A peça foi escrita nos primeiros anos do século XVII. O que significa que, ao ler esse trecho marcado com dez pontos de exclamação à margem, minha nostalgiazinha nada saudável leva um tapa na cara. Tapa necessário, diga-se passagem. Porque cair na armadilha reacionária do “tudo era melhor antes” só não é pior do que se ver preso às amarras do “eu vivo tempos inéditos”. Reis vêm e vão, guerras são declaradas, acordos de paz são firmados. E a condição humana continua na mesma toada trágica, com um ou outro dia de comédia. E, nós, escravos de uma realidade incontrolável, ainda tentando contorná-la procurando culpados para mazelas que são da nossa própria lavra.

A resposta de Edmundo aos lamentos de Gloucester tem como ouvinte apenas o leitor/espectador. Antes que Edgar entre em cena, diz Edmundo ao que imagino ter sido uma plateia barulhenta e fedida no Globe Theatre:

“Eis a sublime estupidez do mundo; quando nossa fortuna está abalada – muitas vezes pelo excesso de nossos próprios atos – culpamos o sol, a lua e as estrelas pelos nossos desastres, como se fôssemos canalhas por necessidade, idiotas por influência celeste; escroques, ladrões e traidores por comando do zodíaco; bêbados, mentirosos e adúlteros por força da obediência a determinações dos planetas; como se toda a perversidade que há em nós fosse pura instigação divina. É a admirável desculpa do homem devasso – responsabiliza uma estrela por sua devassidão. Meu pai se entendeu com minha mãe sob a Cauda do Dragão e vim ao mundo sob a Ursa Maior; portanto devo ser lascivo e perverso. Bah! [Por algum motivo, o Edmundo de Millôr Fernandes parece ser gaúcho]. Eu seria o que sou, mesmo que a estrela mais virginal do firmamento tivesse iluminado a minha bastardia (...)”.

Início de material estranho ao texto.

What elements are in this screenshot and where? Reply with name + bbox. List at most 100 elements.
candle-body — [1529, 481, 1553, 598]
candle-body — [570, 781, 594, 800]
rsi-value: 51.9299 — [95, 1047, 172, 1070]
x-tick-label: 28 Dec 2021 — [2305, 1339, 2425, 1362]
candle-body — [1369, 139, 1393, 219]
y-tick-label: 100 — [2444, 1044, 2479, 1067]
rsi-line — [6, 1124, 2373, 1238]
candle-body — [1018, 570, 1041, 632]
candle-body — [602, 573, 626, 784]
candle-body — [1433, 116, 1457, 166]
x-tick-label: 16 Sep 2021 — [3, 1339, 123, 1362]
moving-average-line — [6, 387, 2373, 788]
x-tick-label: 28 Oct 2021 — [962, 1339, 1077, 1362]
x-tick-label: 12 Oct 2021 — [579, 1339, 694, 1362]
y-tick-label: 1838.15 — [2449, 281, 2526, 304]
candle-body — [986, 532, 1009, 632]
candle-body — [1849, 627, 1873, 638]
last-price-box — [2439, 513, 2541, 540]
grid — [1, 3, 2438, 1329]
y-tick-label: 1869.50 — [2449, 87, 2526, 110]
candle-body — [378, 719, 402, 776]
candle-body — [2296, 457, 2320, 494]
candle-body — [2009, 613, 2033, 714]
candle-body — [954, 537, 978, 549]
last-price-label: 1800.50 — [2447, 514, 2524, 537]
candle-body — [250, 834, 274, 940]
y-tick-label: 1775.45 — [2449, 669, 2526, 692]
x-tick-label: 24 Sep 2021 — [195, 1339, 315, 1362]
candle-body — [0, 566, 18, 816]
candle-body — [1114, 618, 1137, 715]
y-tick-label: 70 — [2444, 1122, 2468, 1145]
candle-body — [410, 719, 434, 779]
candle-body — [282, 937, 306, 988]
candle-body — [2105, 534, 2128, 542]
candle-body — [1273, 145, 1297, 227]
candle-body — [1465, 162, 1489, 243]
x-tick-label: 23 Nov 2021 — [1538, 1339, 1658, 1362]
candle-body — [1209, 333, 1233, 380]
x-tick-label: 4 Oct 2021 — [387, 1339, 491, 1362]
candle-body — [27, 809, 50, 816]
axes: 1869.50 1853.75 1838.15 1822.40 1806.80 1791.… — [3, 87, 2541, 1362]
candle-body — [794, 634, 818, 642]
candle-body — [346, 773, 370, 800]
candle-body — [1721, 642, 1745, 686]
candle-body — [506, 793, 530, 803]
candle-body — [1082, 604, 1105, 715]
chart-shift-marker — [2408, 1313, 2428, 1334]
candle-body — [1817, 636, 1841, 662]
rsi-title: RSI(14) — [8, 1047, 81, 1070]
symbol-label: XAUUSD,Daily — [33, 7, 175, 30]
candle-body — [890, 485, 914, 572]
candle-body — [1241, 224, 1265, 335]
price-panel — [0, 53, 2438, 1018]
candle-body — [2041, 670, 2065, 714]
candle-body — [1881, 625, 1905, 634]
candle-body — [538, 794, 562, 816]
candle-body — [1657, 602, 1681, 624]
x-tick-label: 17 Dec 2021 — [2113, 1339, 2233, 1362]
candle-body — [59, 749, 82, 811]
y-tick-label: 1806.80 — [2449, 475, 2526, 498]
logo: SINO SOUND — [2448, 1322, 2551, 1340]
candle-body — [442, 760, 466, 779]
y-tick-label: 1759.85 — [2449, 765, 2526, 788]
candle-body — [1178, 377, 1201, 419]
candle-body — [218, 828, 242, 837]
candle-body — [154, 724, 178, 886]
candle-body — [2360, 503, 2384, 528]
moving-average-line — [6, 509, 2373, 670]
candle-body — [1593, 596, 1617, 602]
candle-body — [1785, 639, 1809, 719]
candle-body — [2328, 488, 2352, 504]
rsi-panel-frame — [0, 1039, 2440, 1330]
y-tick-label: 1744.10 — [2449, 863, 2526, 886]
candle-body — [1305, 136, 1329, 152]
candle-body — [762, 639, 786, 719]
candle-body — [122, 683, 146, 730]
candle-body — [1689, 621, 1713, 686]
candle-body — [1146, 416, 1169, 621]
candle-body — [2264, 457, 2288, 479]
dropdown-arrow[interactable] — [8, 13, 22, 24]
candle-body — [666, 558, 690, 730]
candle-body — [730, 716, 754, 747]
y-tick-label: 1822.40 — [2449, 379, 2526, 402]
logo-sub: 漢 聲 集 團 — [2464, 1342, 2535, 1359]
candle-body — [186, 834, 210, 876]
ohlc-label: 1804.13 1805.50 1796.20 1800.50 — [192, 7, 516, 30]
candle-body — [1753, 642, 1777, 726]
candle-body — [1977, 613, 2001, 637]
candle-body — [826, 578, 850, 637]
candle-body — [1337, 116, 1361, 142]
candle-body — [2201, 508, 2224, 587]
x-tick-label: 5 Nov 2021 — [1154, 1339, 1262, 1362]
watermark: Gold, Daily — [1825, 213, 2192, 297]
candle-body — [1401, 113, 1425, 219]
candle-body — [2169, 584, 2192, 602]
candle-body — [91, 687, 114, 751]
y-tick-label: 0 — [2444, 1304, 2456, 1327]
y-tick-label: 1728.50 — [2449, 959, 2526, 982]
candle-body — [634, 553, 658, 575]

Pelo que se vê, Shakespeare não era muito fã da astrologia. Mas ficar nessa interpretação seria comprar briga com leitores de horóscopo. Não vale a pena. Melhor entender que a busca humana por desculpas por seus atos de vilania é estratégia velha e nada tem a ver com a “guerra cultural” que se trava hoje. Nisso, aliás, eu e o Paulo de anos atrás ainda concordamos. É o que concluo depois de, com alguma dificuldade, ler o bilhete que cai de dentro do livro, no qual escrevi uma versão para essa fala de Edmundo aplicada ao Brasil atual.

“Eis a sublime estupidez do mundo: quando nossa fortuna está abalada – muitas vezes pelos excessos de nossos próprios atos – culpamos Bolsonaro, Lula e até o Papa pelos nossos desastres; como se fôssemos canalhas por necessidade, idiotas por influência econômica; escroques, ladrões e traidores por comando de Marx ou Mises; bêbados, mentirosos e adúlteros por forçada obediência a determinações progressistas ou conservadoras; como se toda perversidade que há em nós fosse pura instigação política. É a admirável desculpa do homem devasso – responsabiliza o Estado, a sociedade, a democracia e o que mais tiver diante de si por sua devassidão. Meu pai acredita que perdeu o emprego porque era negro e vim ao mundo sob o governo de Lula; portanto devo ser antirracista e comunista. Bah! Eu seria o que sou, mesmo que o líder mais impoluto tivesse legitimado a minha bastardia (...)”.

Há dias assim (e, se eles se prolongarem e virarem meses e anos, procure um médico): você olha em volta e só é capaz de enxergar “perfídias, traições, imposturas e toda espécie de agitações funestas que vão nos acompanhar sem descanso até a tumba”. E sai logo encontrando no firmamento ou nas páginas de jornal culpados para o fogo e o sangue que o cercam. Para esses momentos, Shakespeare oferece, na voz do Duque de Albany e algumas páginas mais tarde, umas poucas palavras de consolo - também com a marcação de um leitor que é o mesmo, mas outro:

“Não sei se seus olhos veem bem ao redor;
É comum perder-se o bom por querer o melhor”.